Ruang rapat lantai 11 gedung Badan Pemeriksa Keuangan (BPK), Senin pekan lalu. Dua bundel dokumen laporan kajian semburan lumpur Sidoarjo dibahas serius oleh 11 anggota tim pengkaji bersama anggota BPK. Sebundel data dilampirkan melengkapi laporan itu.

Kajian yang dilakukan tim Universitas Brawijaya, Malang, itu meliputi dampak ekonomi dan lingkungan. Laporan pertama tentang dampak semburan lumpur terhadap ekonomi regional setebal 139 halaman. Laporan kedua, setebal 108 halaman, membahas dampak semburan lumpur terhadap lingkungan hidup.

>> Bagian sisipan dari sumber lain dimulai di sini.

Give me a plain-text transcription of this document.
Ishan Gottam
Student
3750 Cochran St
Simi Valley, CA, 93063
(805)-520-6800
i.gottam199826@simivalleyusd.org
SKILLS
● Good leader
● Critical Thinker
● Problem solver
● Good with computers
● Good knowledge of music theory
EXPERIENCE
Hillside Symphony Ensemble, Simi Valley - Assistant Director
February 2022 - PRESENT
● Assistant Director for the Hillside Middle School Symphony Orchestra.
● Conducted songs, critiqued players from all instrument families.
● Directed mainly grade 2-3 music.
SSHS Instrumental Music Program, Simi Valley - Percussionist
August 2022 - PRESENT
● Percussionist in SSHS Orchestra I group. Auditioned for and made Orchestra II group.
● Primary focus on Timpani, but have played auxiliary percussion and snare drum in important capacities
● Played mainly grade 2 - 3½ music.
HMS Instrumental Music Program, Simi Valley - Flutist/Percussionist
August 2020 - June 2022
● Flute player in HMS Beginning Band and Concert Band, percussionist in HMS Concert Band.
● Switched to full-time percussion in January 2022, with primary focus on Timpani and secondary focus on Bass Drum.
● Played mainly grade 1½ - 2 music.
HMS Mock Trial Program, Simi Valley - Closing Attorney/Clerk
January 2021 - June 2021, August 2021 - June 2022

Hadir dalam pertemuan itu Abdullah Zaenie, Wakil Ketua BPK, dan Hasan Bisri. Sementara tim Universitas Brawijaya dipimpin Prof. Moeljadi. Salah satu yang dibahas dalam laporan itu adalah teknik menggunakan bola-bola beton (high density chained ball --HDCB) untuk menanggulangi persoalan lingkungan dari semburan lumpur.

Teknik memasukkan (insersi) bola-bola pejal beton itu merupakan gagasan tim pakar fisika Institut Teknologi Bandung (ITB). Mereka adalah Bagus Nurhadoko, Satriyo, dan Umar Fauzi. "Mereka mengajukan ide untuk mengurangi semburan dengan teori fisika," kata Rudy Novrianto, juru bicara Tim Nasional Penanganan Lumpur Sidoarjo.

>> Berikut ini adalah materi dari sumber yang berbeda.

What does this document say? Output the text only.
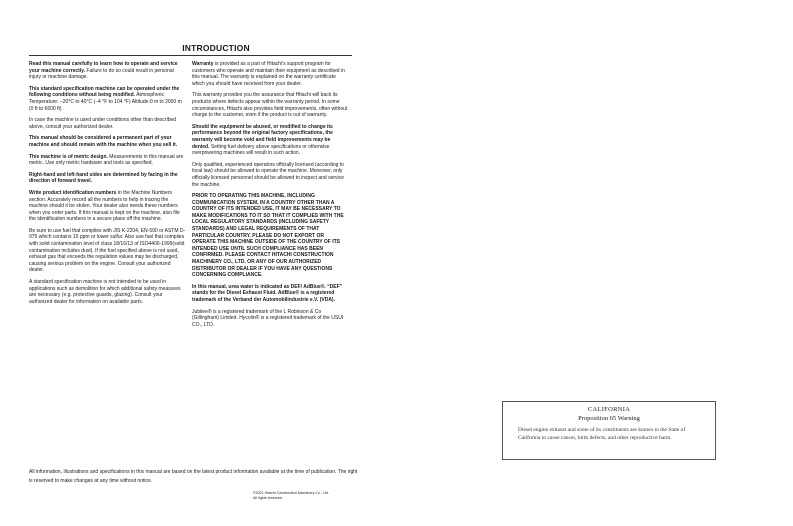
INTRODUCTION

Read this manual carefully to learn how to operate and service your machine correctly. Failure to do so could result in personal injury or machine damage.

This standard specification machine can be operated under the following conditions without being modified. Atmospheric Temperature: −20°C to 40°C (−4 °F to 104 °F) Altitude:0 m to 2000 m (0 ft to 6600 ft)

In case the machine is used under conditions other than described above, consult your authorized dealer.

This manual should be considered a permanent part of your machine and should remain with the machine when you sell it.

This machine is of metric design. Measurements in this manual are metric. Use only metric hardware and tools as specified.

Right-hand and left-hand sides are determined by facing in the direction of forward travel.

Write product identification numbers in the Machine Numbers section. Accurately record all the numbers to help in tracing the machine should it be stolen. Your dealer also needs these numbers when you order parts. If this manual is kept on the machine, also file the identification numbers in a secure place off the machine.

Be sure to use fuel that complies with JIS K-2204, EN-590 or ASTM D-975 which contains 15 ppm or lower sulfur. Also use fuel that complies with solid contamination level of class 18/16/13 of ISO4406-1999(solid contamination includes dust). If the fuel specified above is not used, exhaust gas that exceeds the regulation values may be discharged, causing serious problem on the engine. Consult your authorized dealer.

A standard specification machine is not intended to be used in applications such as demolition for which additional safety measures are necessary (e.g. protective guards, glazing). Consult your authorized dealer for information on available parts.

Warranty is provided as a part of Hitachi's support program for customers who operate and maintain their equipment as described in this manual. The warranty is explained on the warranty certificate which you should have received from your dealer.

This warranty provides you the assurance that Hitachi will back its products where defects appear within the warranty period. In some circumstances, Hitachi also provides field improvements, often without charge to the customer, even if the product is out of warranty.

Should the equipment be abused, or modified to change its performance beyond the original factory specifications, the warranty will become void and field improvements may be denied. Setting fuel delivery above specifications or otherwise overpowering machines will result in such action.

Only qualified, experienced operators officially licensed (according to local law) should be allowed to operate the machine. Moreover, only officially licensed personnel should be allowed to inspect and service the machine.

PRIOR TO OPERATING THIS MACHINE, INCLUDING COMMUNICATION SYSTEM, IN A COUNTRY OTHER THAN A COUNTRY OF ITS INTENDED USE, IT MAY BE NECESSARY TO MAKE MODIFICATIONS TO IT SO THAT IT COMPLIES WITH THE LOCAL REGULATORY STANDARDS (INCLUDING SAFETY STANDARDS) AND LEGAL REQUIREMENTS OF THAT PARTICULAR COUNTRY. PLEASE DO NOT EXPORT OR OPERATE THIS MACHINE OUTSIDE OF THE COUNTRY OF ITS INTENDED USE UNTIL SUCH COMPLIANCE HAS BEEN CONFIRMED. PLEASE CONTACT HITACHI CONSTRUCTION MACHINERY CO., LTD. OR ANY OF OUR AUTHORIZED DISTRIBUTOR OR DEALER IF YOU HAVE ANY QUESTIONS CONCERNING COMPLIANCE.

In this manual, urea water is indicated as DEF/ AdBlue®. “DEF” stands for the Diesel Exhaust Fluid. AdBlue® is a registered trademark of the Verband der Automobilindustrie e.V. (VDA).

Jubilee® is a registered trademark of the L Robinson & Co (Gillingham) Limited. Hycolin® is a registered trademark of the USUI CO., LTD.

All information, illustrations and specifications in this manual are based on the latest product information available at the time of publication. The right is reserved to make changes at any time without notice.
©2021 Hitachi Construction Machinery Co., Ltd.
All rights reserved.
CALIFORNIA
Proposition 65 Warning
Diesel engine exhaust and some of its constituents are known to the State of California to cause cancer, birth defects, and other reproductive harm.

Bola itu memiliki kepadatan tinggi atau 2,5 gram per sentimeter kubik. Sedangkan kepadatan lumpur hanya 1,3 gram per sentimeter kubik. Dengan perbandingan densitas yang mencolok ini, bola akan tenggelam sampai ke dasar kawah semburan.

Bola beton dirangkai sedemikian rupa. Satu rangkaian terdiri dari empat bola, dua bola berdiameter 20 sentimeter, dan dua bola lainnya berdiameter 40 sentimeter. Keempatnya dirangkai dengan kawat baja dan dicemplungkan ke pusat semburan yang bergolak.

Cara ini ditempuh setelah cara relief well atau pengeboran dari samping untuk menginjeksikan lumpur berat guna menyumbat semburan dianggap gagal. Relief well direncanakan tiga buah sekaligus. Namun, baru saja relief well 1 mengebor pada kedalaman 1.170 kaki dari rencana 9.000 kaki, tanggul di Desa Siring jebol dan menggenangi area relief well.

Relief well 2 yang tengah disiapkan lahannya juga gagal dilaksanakan karena dibanjiri lumpur. Nasib yang sama terjadi pada relief well 3. Pemerintah pun angkat tangan. Penggunaan relief well dinyatakan gagal.

Maka, satu-satunya jalan untuk menghentikan semburan adalah mengintervensi langsung pusat semburan. Caranya, dengan menenggelamkan bola-bola beton tadi. Sehingga lumpur yang menyembur akan terhambat. Sebab lumpur dianggap menyembur tetap dan akan berkurang ketika dihambat.

Namun cara ini bisa saja gagal. Hal itu disampaikan Satria Bijaksana, anggota tim insersi HDCB. "Data tentang kawah semburan terlalu minim," katanya. Teknik ini akan gagal jika bola-bola itu gagal memasuki pusat kawah. Dan menjadi sia-sia juga jika bola bikinan PT Wijaya Karya itu gagal menyusup ke dasar lubang kawah atau melayang dalam aliran lumpur.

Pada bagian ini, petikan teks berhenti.